“If he played any tune whatsoever, I clean missed it.”


A.A. Gray (2nd from left) and his String Band

excerpt from “The Georgia Old Time Fiddlers’ Conventions Revisited” by Wayne W. Daniel:

Perhaps the most quarrelsome dispute among the old time fiddlers occurred at the 1917
convention. The controversy erupted when a fiddler from Union County allowed that he would
be playing a tune from a copy of sheet music that he had brought to the convention.
According to a newspaper report, “two dozen fiddlers were on their feet in a moment, vigorously
protesting against the introduction of any tune which ever had been printed and the admission
of any fiddler who pretended to be able to look at a lot of black spots on a ladder and play them
on a fiddle.”
There arose considerable debate between two groups –those against the use of printed music
and those who were brave enough to admit that they could convert to meaningful sound such
erudite symbols as key signatures, flats, sharps, eighth notes, quarter notes, and whole notes.
Alec Smart intervened with a compromise. Printed music could be used for exhibition purposes,
but would not be allowed in the auditorium during the contest.


“I had the pleasure of hearing one of these fancy violinists last year,” said Mr. Jackson.
“He came a pesterin’ around through the mountains on the trail of what he called folk music. He
got three or four of us fiddlers together and prevailed on us to play for him, and he put down
little crooked notes in a black book.
Every time I’d get good started on a tune, he’d stop me while he caught up, and then tell me to start over.

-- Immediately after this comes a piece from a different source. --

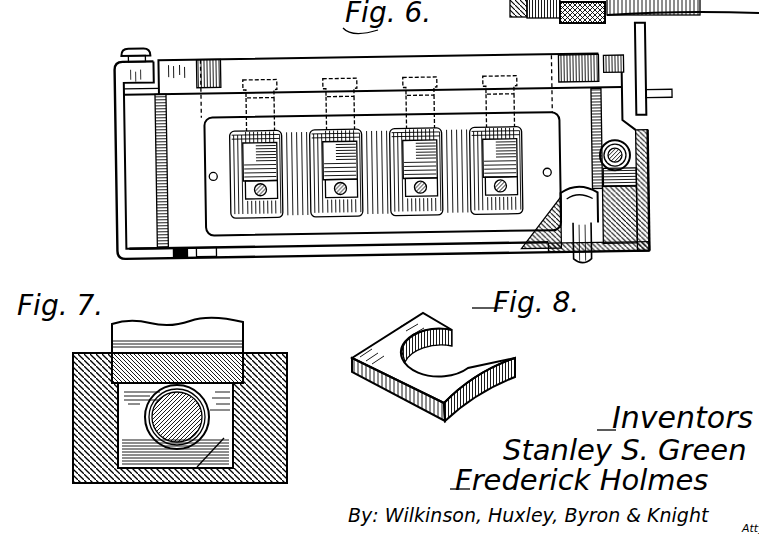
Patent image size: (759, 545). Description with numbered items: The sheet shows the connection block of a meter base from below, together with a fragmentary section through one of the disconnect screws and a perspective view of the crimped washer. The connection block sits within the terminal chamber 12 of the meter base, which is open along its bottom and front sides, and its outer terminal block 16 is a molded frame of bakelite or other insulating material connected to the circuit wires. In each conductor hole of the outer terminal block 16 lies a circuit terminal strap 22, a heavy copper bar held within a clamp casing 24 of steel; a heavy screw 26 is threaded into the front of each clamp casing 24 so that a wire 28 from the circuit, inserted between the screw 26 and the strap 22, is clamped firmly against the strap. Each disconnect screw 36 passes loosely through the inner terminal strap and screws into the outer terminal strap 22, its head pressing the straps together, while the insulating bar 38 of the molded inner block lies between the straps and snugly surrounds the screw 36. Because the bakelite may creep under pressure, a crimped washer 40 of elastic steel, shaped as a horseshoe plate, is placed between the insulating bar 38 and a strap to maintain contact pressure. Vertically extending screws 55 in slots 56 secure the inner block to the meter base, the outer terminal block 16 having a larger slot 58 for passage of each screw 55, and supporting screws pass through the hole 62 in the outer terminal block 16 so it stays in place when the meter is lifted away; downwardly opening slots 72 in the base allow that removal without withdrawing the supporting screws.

When he got through I asked him to play us a tune and he took my fiddle and [tinkered] with it a little bit and then sawed the bow up and down and seemed to be huntin’ around for something he never could find, and then he quit.
Uncle Jim Watson asked him why he didn’t go ahead and play something.
“’Why, I’ve just played it,’ this fellow said.  But I don’t know but what he was joking. If he played any tune whatsoever, I clean missed it.”

One Response to ““If he played any tune whatsoever, I clean missed it.””

  1. Ron or Donna Says:

    This historical account represents an all too convenient attitude taken by some modern players that prevail to this very day that fiddle tunes have and always have had a separate life from music that was committed to the printed page and memorized from the notes. This is, of course, complete bunk, and only serves to maintain the mystical oral – aural tradition of tunes that arise from the inspired imagination of gifted idiot-savant anti-intellectual hillbillies.

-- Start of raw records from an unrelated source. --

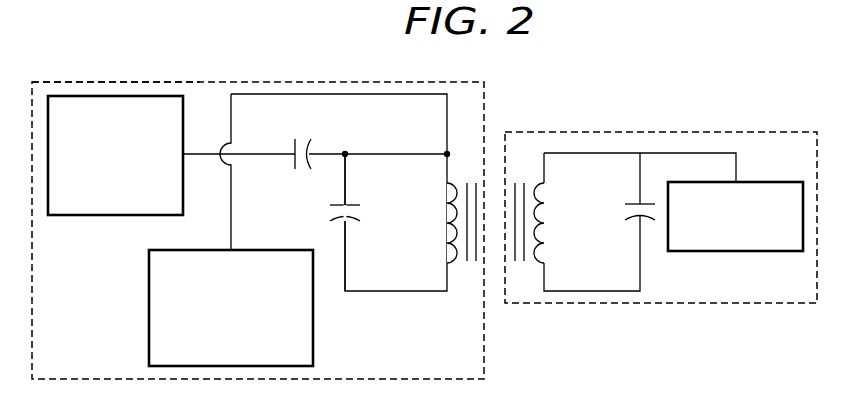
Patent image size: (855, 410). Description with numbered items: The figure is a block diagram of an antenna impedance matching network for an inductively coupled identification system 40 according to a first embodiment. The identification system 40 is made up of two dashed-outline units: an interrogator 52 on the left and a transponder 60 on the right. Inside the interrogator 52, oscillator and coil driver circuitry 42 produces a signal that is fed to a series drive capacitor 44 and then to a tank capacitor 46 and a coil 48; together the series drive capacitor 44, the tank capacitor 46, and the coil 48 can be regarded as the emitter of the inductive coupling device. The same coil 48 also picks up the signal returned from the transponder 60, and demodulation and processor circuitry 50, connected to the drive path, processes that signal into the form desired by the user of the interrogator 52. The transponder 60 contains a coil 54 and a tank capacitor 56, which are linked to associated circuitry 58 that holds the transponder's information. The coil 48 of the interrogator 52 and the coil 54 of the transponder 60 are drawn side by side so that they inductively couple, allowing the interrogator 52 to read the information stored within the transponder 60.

The inductively coupled identification system 40 is at (232, 68).
The oscillator and coil driver circuitry 42 is at (110, 215).
The series drive capacitor 44 is at (310, 145).
The tank capacitor 46 is at (336, 204).
The coil 48 is at (447, 197).
The demodulation and processor circuitry 50 is at (148, 306).
The interrogator 52 is at (115, 82).
The coil 54 is at (540, 190).
The tank capacitor 56 is at (637, 220).
The associated circuitry 58 is at (770, 182).
The transponder 60 is at (600, 132).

    Facts point to the once very common skill of reading notes as the source of an enormous percentage of tunes, ballads and parlor songs from the 19th century. It seems that somewhere along the way modern educated revivalists deluded themselves into thinking that ear musicians created a superior form of music that transcended any collection of tunes learned from a book.

    Now, really. Think about it. Earl Johnson. Dick Summers. Buell Kazee. Charlie Poole. These folks all made ample use of their musical training to become truly excellent musicians without sounding as though they were formally trained. Well, maybe Kazee. There is also the extensive printed 19th-century minstrel show rep with music by such dullards as Steve Foster and Dan Emmett. There is also a huge contingent of people who played music at home with their families for themselves by referring to the enormous number of printed tune collections – that includes 19th-century banjo tutors and songbooks from whence came such standards as “Sweet Sunny South.”

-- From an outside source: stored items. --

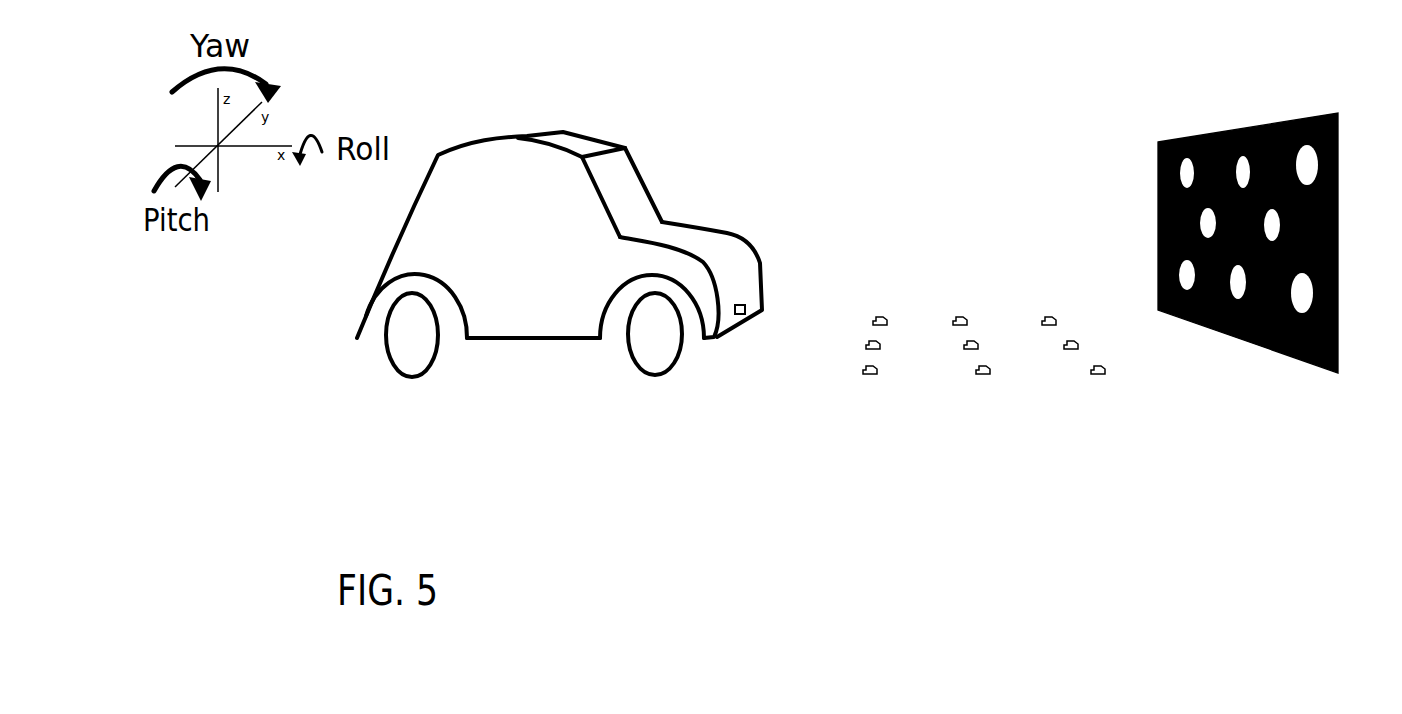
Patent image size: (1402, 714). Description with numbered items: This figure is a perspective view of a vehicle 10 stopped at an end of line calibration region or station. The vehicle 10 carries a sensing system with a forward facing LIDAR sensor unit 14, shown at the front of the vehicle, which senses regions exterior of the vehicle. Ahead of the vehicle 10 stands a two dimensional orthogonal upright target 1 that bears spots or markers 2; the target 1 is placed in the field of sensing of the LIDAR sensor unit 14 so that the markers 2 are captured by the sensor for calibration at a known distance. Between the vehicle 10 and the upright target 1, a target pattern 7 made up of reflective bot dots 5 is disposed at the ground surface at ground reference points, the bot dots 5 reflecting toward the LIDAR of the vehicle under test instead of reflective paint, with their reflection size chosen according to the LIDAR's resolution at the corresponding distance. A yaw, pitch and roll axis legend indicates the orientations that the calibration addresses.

The target 1 is at (1330, 368).
The spots or markers 2 is at (1338, 337).
The reflective bot dots 5 is at (1102, 371).
The target pattern 7 is at (935, 345).
The vehicle 10 is at (487, 318).
The forward facing LIDAR sensor unit 14 is at (747, 323).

    I don’t advocate that paper-trained players represent a higher level of musician, or that reading notes is even necessary for those of us capable of doing both. I’m just saying, tune books are simply another source of rep, along with oral-aural sources. Please just stop with the citified need for romanticizing the stereotyped American ignoramous incapable of dipping into written sources of tunes – it smacks of the dehumanizing antics of the Solemn Old Judge when he insisted that rural musicians stop showing up to play wearing their Sunday best and wear ill-fitting overalls with blackened teeth. What followed from that travesty was Hee-Haw.